Coming to the issue of language and adding more noise on the topic, this review titled "'Doing Our Own Thing': Talk Is Cheap" from the NYT should prove to be interesting to other CAers who have pet peeves about the state of language/slang-uage:

www.nytimes.com

Some choice cuttings that should trigger debate here:

[I]

"At some point in the 1960's, Americans lost faith in their written language, and settled for reproducing a less demanding (but more ''real'') oral variant on the page and in public. The result, McWhorter asserts, has been a steep and steady decline in the quality of political oratory, poetry, musical theater, preaching and -- ultimately -- thinking."

[II]

"...charts certain dire cultural consequences of a mounting distrust of written English. With its repertory of constructions and its bonanza of vocabulary, formal English is the natural idiom for conveying nuance, respect and logical argument. When it goes, they go."

[III]

"Those Americans who still write poetry defer to spoken language, rather than stretching the limits of the written one. McWhorter admires the descriptive powers of the former poet laureate Billy Collins, but finds that his poems ultimately ''read a lot like someone running their mouth.''"

[IV]

"Similarly, the ''spoken word'' poetry that one hears at poetry slams strikes McWhorter as superior to ''the doggedly flat rainy-day poems one sees in venues like The Atlantic.'' But spoken word offers only a narrow poetic universe of ''alienation and scolding.'' Its subject matter is limited to the few angry obsessions that can move an audience viscerally. '' The vast weight of human artistic achievement was not created in indignation,'' McWhorter writes, ''and few of us would wish that it had been.''"

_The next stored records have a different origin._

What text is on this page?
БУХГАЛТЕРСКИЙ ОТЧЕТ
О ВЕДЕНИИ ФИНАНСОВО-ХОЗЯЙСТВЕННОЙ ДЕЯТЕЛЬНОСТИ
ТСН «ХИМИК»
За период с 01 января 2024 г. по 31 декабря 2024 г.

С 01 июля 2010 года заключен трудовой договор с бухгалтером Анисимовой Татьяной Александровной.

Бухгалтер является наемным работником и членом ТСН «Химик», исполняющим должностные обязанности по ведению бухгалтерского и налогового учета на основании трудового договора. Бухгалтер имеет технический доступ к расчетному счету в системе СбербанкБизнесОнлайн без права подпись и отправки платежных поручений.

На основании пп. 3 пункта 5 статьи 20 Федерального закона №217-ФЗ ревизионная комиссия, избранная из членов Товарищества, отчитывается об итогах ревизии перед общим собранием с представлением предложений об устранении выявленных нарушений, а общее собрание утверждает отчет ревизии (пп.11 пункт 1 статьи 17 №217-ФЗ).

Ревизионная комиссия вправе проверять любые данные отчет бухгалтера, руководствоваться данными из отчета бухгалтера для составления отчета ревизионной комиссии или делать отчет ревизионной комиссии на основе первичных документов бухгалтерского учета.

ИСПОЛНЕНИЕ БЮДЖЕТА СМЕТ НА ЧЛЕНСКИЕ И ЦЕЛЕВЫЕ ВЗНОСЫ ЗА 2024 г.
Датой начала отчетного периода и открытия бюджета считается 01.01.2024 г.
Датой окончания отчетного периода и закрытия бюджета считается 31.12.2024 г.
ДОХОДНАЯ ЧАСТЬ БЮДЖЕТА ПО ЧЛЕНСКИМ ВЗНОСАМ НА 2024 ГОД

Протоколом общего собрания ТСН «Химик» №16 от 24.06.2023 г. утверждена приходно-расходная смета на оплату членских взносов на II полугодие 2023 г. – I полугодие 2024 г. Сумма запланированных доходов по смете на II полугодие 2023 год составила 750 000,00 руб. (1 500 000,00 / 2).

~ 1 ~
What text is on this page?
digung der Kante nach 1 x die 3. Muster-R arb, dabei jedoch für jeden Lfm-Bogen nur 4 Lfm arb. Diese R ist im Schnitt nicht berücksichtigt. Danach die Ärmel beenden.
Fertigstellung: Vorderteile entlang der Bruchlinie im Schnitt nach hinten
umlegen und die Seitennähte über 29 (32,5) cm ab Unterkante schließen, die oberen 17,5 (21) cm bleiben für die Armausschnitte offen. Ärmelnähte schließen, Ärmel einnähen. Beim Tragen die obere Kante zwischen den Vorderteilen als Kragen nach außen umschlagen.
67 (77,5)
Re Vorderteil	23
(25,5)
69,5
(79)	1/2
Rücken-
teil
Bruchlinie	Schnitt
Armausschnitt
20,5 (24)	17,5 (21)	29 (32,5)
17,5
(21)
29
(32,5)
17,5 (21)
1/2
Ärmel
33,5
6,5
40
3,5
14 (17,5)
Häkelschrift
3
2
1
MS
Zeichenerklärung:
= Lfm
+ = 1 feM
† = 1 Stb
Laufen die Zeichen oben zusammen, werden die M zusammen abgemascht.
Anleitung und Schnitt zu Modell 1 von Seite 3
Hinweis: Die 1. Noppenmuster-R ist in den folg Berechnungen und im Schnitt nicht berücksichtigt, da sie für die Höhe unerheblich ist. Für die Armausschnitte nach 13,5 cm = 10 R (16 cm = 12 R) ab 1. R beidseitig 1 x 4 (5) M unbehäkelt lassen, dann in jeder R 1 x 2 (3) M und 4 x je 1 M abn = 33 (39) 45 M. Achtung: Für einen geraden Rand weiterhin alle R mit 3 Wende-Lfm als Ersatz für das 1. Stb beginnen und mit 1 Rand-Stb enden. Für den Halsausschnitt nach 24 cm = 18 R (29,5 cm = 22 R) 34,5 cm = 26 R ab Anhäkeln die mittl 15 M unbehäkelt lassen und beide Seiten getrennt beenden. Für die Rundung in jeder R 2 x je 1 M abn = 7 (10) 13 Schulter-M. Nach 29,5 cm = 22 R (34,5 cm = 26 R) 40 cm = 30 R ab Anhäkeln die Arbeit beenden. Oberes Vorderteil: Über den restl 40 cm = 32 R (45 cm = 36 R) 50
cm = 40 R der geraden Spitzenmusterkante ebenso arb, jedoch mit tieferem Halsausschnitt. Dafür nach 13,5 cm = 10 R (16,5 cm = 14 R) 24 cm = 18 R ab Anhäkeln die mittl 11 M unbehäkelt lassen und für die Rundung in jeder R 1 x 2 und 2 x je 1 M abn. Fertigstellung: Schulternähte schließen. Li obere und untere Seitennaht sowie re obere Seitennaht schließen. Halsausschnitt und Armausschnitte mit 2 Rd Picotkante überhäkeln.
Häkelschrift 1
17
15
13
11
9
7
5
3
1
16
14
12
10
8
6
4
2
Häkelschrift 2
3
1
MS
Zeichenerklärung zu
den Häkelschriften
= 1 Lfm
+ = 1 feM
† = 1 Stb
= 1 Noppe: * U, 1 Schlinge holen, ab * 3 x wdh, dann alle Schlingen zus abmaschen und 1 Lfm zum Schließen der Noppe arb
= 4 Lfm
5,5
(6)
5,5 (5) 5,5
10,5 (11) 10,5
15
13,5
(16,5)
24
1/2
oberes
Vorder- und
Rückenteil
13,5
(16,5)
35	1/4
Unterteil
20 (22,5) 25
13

(to this point I find myself in large agreement. Since I had claimed interest in poetry, I had been asked a couple of times what I think of spoken word. The best thing I like about it is its underlying democratic principle: if you can't move the "mob", the "mob" will boo you out. The question however remains: how "good" is the aesthetic sense of the "mob". When I say "mob", I think of the Roman dictum of providing "bread and circuses" to keep the mob happy.)

Also if anyone here has read Percival Everett's "Erasure" ( books.guardian.co.uk ) write about what you think here.